My gulag mates consists of Sinkies, Indians, and Chinese, with the latter comprising most of the technical workforce. From my first impression, my gulag mates in the administrative/sales/accounting/operations departments are typical Sinkies, not intellectually inclined and mostly unappealing, especially physically. The Chinese are your typical factory worker: hardworking and impatient at times. I don’t think I will make any good friends. Although I am a philistine by the standards of my atheistic friends, I do have to dumb down a lot when I talk to people. Sigh. I am neither intellectual nor boorish. Stuck in between. Neither here nor there. I expect to go to Limbo after I die.

I think my gulag is quite shambolic with its business processes and job delegation. While I was trying to digest the damn book I was tasked to read, my interviewer came to me and asked if I could furnish a transcript of my polytechnic results. I told her that I lost the damn thing long ago and few employers, if any, will ask for a transcript of the results in poly as they are contend with the diploma. She said it would be quite helpful, as it may be good for the gulag to know more things about me to afford me opportunities Besides, the Accounts girl asked for it. I was quite befuddled. Why in the Hells is a accounting staff doing the work of the HR?

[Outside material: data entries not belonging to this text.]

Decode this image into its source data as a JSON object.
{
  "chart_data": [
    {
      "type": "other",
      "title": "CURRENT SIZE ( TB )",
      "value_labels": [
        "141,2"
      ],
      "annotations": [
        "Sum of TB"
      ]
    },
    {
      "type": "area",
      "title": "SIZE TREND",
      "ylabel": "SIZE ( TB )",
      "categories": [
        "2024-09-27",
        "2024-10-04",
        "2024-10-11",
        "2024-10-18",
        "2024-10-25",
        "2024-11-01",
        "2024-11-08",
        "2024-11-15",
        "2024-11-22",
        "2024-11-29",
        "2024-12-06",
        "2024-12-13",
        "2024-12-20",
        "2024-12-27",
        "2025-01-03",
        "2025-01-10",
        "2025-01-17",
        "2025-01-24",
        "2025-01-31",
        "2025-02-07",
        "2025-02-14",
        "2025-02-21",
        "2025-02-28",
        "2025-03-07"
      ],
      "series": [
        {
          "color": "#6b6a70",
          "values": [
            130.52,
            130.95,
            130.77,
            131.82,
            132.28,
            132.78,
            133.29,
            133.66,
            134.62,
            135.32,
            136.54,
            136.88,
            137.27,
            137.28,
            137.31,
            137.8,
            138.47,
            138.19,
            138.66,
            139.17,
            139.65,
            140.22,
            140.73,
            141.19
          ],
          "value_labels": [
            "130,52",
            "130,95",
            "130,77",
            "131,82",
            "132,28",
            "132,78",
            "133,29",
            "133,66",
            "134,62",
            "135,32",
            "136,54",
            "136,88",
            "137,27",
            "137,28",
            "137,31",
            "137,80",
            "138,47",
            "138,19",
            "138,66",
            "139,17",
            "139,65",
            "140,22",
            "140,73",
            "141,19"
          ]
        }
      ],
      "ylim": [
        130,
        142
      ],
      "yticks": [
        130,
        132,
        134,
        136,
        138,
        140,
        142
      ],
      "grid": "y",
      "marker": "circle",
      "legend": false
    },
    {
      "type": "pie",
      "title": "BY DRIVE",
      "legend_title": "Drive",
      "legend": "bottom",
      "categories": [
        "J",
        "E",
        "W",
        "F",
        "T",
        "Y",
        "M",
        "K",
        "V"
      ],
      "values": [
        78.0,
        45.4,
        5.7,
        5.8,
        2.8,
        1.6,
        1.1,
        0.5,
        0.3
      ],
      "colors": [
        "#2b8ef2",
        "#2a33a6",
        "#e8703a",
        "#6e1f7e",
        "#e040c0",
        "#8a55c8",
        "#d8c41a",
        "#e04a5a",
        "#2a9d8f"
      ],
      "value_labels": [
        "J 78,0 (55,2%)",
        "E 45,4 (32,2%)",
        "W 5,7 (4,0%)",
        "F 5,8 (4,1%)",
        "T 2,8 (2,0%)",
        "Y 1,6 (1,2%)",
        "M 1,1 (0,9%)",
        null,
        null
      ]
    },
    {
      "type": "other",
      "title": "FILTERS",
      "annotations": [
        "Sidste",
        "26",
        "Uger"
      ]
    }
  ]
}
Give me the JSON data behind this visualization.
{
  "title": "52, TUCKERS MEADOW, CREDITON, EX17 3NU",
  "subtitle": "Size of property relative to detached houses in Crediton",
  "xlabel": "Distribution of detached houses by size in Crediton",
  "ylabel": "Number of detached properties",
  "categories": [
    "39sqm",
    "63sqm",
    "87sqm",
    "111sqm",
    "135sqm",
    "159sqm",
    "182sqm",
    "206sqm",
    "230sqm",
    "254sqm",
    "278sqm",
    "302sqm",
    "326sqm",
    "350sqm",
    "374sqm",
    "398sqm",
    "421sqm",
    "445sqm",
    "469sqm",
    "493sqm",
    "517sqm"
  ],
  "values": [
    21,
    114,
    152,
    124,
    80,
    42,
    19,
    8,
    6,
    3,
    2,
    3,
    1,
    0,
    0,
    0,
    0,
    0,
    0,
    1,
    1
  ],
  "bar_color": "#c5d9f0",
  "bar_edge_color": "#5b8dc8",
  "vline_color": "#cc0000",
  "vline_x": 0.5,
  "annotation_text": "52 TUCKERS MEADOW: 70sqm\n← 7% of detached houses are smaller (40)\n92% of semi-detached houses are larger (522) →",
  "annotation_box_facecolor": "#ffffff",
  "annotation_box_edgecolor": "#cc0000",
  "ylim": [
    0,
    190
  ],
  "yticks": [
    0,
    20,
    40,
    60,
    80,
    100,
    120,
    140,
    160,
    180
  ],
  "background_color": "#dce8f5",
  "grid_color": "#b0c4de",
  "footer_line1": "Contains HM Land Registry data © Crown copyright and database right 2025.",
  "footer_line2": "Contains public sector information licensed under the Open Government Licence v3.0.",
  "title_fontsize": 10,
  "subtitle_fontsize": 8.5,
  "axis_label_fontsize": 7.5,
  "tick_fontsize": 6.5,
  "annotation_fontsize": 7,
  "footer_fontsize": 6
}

My superior shot the shit a bit with me and told me they were actually looking for a person with a degree in Mechanical Engineering. My interviewer said that he needed someone to help him do the paperwork and now he tells me differently. I don’t think good interdepartmental communications is the norm in this gulag.

On the operation side, there seems to be a heavy reliance on paperwork and ‘scribbling’. If some joker cleans the whiteboard or my superior loses his notebook, we are going to suffer in our documentation. Why not computerize it? The gulag has been around for 30 years already. Surely it should have had a decent business platform by now?! Lastly, the gulag website sucks. It looks like something a child would come up with!

60,000 foreign trash from India coming in. Whether I quit tomorrow or six months later won’t matter. I don’t think I’ll ever manage to get a business-related job in the city area even on contractual basis. Why in the Hells did I get a business degree and why in Gehenna did I suffer so much for this piece of academic trash?! I should have spent the money on whores. Either way I get fucked, but at least I would have gotten a fucking good time!